Sponsored in the New York Assembly by Assemblymember Joseph Morelle (D-Monroe) and in the Senate by Sen. Charles Fuschillo, Jr. (R-Nassau,) the bill (A.8512/S.5845) includes coverage of behavioral health treatments, such as ABA therapy. Under the compromise agreement hammered out between the Governor and the Legislature, up to $45,000 a year in ABA treatments would be covered and the effective date for the new law would be 12 months after enactment. The bill was voted out of the Senate Wednesday night and the Assembly today.
"This law will be a life-saver not only for families who live in New York, but also for families all around the nation who work for New York-based companies, said Bob Wright, co-founder of Autism Speaks.
We applaud Governor Cuomo for standing with the families of New York, Wright said.
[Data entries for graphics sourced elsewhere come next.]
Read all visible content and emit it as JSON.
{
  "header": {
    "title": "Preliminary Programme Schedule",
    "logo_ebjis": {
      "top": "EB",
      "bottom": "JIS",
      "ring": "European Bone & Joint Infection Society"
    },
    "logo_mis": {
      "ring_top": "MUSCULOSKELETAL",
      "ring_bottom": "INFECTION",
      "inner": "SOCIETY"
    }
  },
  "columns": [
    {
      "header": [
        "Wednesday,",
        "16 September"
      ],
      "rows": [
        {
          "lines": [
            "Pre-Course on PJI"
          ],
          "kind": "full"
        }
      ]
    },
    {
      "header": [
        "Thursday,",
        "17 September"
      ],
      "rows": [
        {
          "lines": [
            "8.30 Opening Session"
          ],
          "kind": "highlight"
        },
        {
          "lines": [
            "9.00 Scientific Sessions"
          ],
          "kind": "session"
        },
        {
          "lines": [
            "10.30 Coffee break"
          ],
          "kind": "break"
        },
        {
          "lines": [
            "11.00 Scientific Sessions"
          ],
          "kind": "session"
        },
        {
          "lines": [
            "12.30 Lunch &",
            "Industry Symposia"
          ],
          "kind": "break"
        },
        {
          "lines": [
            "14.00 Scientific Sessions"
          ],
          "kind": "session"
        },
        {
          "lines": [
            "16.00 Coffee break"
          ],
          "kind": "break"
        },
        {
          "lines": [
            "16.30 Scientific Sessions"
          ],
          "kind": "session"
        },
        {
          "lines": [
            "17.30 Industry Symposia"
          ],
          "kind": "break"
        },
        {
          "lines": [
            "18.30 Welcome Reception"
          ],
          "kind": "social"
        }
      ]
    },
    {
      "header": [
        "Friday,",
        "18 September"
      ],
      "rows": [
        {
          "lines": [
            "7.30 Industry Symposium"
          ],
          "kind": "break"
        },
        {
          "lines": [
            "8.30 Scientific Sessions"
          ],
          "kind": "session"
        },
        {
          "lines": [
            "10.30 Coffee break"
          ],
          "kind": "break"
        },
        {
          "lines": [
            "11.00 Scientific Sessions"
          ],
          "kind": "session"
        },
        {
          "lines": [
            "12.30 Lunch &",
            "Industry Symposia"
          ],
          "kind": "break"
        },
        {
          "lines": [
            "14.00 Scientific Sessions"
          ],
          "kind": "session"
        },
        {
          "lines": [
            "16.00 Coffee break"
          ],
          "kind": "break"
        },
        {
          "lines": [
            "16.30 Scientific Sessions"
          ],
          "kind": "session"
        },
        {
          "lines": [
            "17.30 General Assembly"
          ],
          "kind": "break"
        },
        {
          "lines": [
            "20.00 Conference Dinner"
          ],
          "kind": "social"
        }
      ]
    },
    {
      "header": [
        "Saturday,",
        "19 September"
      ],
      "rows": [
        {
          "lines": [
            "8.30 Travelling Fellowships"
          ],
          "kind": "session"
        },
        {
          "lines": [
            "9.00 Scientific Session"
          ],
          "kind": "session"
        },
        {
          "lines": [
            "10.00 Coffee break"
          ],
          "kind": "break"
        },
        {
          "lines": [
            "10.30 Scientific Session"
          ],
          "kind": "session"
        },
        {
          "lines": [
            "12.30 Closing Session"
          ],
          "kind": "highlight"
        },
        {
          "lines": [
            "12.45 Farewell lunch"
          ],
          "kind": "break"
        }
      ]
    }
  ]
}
Another leader might have stepped aside, and said that it was not worth the effort to end the discrimination we have lived with for so long. But Governor Cuomo stepped forward to work with Assemblymember Joe Morelle and Senator Chuck Fuschillo. We owe them all a debt of deep gratitude.
A fiscal analysis conducted for Autism Speaks found the legislation would save New York state taxpayers $13 million over six years by reducing Medicaid, early intervention, special education and OPWDD costs.
Senator Fuschillo said, "This law will be a giant step forward towards helping families with autism get the care they need. No longer will these families be forced to spend tens of thousands of dollars each year paying for autism treatments and therapies which their insurance companies refuse to cover. Finally, they will have exactly what they deserve; access to treatment coverage just like any other condition and protection from being denied services solely because of an autism diagnosis. I am pleased that we were able to work together to make this a reality."
Assemblymember Morelle said, "With this agreement, we achieve a genuine milestone for those affected by autism while at the same time recognizing the need to control new costs created by insurance mandates. For far too long, families with a child on the autism spectrum have faced financial and emotional uncertainty because proven treatments and therapies were not covered under their policies. Today, some of that uncertainty has been removed. I am deeply grateful to the governor and to my colleagues in the legislature for their partnership in this effort."
New York is one of 24 states that do not require private insurance companies to cover even essential autism treatments and services. As a result, families paying thousands of dollars a year for health insurance receive no benefits in return for autism-related expenses, forcing them to pay as much as they can out-of-pocket for services that can cost upwards of $50,000 per year. In the process, many risk their homes and the educations of their unaffected children essentially mortgaging their entire futures.
Every state surrounding New York Connecticut, New Jersey, Pennsylvania, Massachusetts, and Vermont has enacted autism insurance reform legislation. So far in 2011, bills have been signed into law in Arkansas, Virginia and West Virginia, and a similar reform measure won legislative approval in Rhode Island this week. Rhode Island is the only other Northeast state yet to enact reform.